How to zip two files in Databricks?


I have two files stored in 'dbfs/tmp/folder/' I am trying to zip the files, although the code runs with no error but the created .zip file cannot be seen in the folder. What is the best way to zip two files in Databricks?

code:-

file_paths = ['/dbfs/dbfs/tmp/folder1/test1.parquet', 
              '/dbfs/dbfs/tmp/folder1/test2.parquet']
zip_name = 'myzip.zip'
zip_file = zipfile.ZipFile(zip_name, "w")
for file in file_paths:
  zip_file.write(file)
zip_file.close()

Executes with no error but the zipped folder cannot been seen under '/dbfs/dbfs/tmp/folder1/'


Solution

  • By default file will be created on the local disk of the driver node. But you can't put /dbfs/... as output destination because of the DBFS limitations, described in this answer.
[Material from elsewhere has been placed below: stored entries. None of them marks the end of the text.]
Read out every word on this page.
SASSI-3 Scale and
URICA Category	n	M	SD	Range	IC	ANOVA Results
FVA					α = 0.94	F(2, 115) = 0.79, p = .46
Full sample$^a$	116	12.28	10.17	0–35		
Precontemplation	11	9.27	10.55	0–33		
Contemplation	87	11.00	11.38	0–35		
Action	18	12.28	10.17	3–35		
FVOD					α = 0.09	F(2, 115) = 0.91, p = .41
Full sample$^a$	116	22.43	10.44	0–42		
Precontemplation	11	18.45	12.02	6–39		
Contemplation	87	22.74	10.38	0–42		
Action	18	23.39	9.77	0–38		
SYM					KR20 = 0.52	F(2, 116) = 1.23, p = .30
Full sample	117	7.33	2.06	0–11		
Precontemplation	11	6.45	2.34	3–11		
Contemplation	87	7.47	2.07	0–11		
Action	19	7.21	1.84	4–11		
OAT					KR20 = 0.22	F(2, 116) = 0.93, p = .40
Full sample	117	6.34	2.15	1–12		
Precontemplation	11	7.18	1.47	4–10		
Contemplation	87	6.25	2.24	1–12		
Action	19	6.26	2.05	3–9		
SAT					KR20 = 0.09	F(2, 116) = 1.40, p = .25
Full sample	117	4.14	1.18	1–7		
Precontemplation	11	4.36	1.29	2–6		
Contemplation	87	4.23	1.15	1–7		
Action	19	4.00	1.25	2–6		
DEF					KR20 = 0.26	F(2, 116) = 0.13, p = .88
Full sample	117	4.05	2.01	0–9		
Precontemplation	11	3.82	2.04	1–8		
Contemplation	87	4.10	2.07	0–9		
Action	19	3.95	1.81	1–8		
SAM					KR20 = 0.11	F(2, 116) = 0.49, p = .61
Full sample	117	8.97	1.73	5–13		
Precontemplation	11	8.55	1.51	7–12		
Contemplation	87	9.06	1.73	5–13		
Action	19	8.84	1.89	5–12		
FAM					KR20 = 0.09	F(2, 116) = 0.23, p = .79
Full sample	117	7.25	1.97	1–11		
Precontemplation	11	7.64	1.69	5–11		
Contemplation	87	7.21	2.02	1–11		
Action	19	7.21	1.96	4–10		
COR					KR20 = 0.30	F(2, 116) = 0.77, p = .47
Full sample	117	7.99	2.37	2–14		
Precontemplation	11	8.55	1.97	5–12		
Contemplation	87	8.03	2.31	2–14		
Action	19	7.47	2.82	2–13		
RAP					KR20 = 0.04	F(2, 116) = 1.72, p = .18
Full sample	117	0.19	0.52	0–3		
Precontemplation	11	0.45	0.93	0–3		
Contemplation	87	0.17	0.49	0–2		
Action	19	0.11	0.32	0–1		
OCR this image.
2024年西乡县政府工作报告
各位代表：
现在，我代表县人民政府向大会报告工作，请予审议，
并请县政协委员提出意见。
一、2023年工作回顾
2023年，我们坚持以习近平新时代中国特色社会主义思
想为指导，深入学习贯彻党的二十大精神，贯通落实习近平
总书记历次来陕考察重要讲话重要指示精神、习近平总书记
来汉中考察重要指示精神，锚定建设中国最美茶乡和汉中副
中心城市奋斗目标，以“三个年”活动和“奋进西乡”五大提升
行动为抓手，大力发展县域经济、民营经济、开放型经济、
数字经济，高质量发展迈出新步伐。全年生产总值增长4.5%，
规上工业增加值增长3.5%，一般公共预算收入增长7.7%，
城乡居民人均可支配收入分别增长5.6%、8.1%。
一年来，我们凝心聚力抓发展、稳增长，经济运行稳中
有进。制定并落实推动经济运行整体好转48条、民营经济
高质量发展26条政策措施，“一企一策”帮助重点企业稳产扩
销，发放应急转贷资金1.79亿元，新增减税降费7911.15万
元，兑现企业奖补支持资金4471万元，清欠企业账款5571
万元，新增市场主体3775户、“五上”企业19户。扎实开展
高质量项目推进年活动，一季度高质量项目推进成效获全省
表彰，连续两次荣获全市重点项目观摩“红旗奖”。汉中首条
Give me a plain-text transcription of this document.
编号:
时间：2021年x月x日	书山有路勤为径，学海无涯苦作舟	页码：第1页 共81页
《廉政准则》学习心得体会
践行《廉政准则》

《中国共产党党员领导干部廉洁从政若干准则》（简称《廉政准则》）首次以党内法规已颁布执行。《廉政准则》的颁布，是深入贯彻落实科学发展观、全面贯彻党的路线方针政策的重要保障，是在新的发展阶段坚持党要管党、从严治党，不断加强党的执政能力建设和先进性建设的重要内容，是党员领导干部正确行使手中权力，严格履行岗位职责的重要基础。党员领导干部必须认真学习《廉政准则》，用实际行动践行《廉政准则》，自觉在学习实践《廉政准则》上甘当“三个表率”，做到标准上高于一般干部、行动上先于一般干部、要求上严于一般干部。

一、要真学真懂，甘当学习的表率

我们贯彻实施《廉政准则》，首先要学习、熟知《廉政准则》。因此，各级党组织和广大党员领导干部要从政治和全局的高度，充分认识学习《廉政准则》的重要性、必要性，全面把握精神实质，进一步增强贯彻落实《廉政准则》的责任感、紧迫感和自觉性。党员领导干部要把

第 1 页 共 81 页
What you'll need is:

    1. Write file to the local disk into the know location, for example, zip_name = 'myzip.zip'
    2. When file is written, copy it to the DBFS using dbutils.fs.cp command using file: as prefix for the local file name:
    zip_name = '/tmp/myzip.zip'
    zip_file = zipfile.ZipFile(zip_name, "w")
    for file in file_paths:
      zip_file.write(file)
    zip_file.close()
    # copy file from local disk to DBFS...
    dbutils.fs.cp(f"file:{zip_name}", zip_name)